Fri. Jul 1st, 2022

On February 2, the European Commission approved the inclusion of fossil gas and nuclear in the EU sustainable taxonomy. This decision has yet to be approved by the European Council and parliament. But for the commission, it was seen as the price worth paying to overcome the lobbies of pro-gas and nuclear countries and their industries, albeit while incurring harsh criticism from its own sustainability experts (“EU lawmakers plan last-ditch effort to reject Brussels ‘green investment rules’,, February 7).

It is very rare for EU leaders to get involved in using “delegated acts” – a backdoor route that must not modify the meaning of primary legislation. But French president Emmanuel Macron and Olaf Scholz, the German chancellor, among others, felt it necessary to do so in this case.

For their part, gas and nuclear advocates needed to be able to brand their products as green.

But “taxonomy-aligned” fossil gas power can emit from 16 to 38 times more greenhouse gases than wind and there is no assurance that nuclear energy and nuclear waste will not have a “significantly harmful” impact on the environment.

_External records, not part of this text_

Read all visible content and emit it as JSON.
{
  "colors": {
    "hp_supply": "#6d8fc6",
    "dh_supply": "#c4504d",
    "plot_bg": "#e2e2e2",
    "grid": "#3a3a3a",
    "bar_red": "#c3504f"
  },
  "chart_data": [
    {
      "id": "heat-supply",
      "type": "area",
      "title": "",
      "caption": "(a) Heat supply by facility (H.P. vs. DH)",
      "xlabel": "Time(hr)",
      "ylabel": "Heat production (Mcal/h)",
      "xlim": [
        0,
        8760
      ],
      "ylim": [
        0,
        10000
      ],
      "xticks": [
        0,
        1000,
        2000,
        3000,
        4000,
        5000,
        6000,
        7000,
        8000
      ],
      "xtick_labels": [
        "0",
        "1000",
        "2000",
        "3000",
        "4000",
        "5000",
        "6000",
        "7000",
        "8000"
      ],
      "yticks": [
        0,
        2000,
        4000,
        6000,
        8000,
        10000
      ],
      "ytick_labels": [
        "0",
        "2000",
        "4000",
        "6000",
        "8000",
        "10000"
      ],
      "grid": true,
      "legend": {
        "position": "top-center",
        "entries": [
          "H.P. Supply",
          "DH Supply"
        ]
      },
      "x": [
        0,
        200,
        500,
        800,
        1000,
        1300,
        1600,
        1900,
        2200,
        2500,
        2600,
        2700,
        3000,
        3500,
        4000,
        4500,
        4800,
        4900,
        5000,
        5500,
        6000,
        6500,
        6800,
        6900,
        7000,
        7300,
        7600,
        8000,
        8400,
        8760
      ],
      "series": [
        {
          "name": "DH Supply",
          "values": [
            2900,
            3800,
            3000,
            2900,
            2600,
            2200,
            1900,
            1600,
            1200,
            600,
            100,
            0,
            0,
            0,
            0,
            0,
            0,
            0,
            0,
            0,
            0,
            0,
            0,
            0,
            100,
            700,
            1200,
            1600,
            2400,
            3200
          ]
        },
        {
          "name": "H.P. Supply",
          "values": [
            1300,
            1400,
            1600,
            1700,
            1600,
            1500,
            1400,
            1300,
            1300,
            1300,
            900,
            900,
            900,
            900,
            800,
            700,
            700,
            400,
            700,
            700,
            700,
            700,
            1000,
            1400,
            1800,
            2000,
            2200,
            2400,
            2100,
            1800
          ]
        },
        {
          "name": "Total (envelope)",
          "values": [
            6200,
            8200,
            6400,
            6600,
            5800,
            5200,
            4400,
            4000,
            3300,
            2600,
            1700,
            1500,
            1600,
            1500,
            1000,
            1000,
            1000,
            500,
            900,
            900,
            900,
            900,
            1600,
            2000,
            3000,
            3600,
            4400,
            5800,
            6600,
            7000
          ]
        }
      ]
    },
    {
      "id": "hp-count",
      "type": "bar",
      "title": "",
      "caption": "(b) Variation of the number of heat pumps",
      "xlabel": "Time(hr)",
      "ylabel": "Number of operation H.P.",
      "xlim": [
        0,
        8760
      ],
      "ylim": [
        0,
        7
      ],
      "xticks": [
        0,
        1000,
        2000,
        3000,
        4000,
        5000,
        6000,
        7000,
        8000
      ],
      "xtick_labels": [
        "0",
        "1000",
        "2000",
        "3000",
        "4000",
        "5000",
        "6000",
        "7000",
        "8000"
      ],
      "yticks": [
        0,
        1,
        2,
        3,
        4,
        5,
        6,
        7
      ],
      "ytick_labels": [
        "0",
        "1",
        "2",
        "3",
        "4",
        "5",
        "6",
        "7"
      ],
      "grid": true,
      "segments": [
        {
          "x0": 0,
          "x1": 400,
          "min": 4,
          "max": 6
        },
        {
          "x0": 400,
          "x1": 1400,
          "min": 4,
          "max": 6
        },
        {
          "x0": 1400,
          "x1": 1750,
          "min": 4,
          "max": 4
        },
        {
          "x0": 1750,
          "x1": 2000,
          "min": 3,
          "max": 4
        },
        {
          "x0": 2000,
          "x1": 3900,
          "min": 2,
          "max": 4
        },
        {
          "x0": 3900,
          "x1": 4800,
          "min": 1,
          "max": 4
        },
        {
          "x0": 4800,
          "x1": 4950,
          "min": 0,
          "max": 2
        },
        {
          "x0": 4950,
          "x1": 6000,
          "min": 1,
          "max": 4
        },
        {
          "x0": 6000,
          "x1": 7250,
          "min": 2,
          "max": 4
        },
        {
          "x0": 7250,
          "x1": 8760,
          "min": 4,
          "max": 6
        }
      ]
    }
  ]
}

The past few months of this taxonomy conundrum have made clear that financial institutions that use the taxonomy to brand their support for gas or nuclear as sustainable will be exposed as greenwashing.

Financial institutions should heed the lessons from the commission’s own mistakes and stick to the “science-based” spirit of the EU taxonomy regulation. If they are serious about contributing to the climate transition, they must exclude gas and nuclear from any fund or bond marketed as “sustainable” or “green”.

This should include funds classified under the Sustainable Finance Disclosure Regulation (SFDR), which came into effect in March last year and which requires financial companies to manage the sustainability risks of their activities and the impact these have on the environment and on people.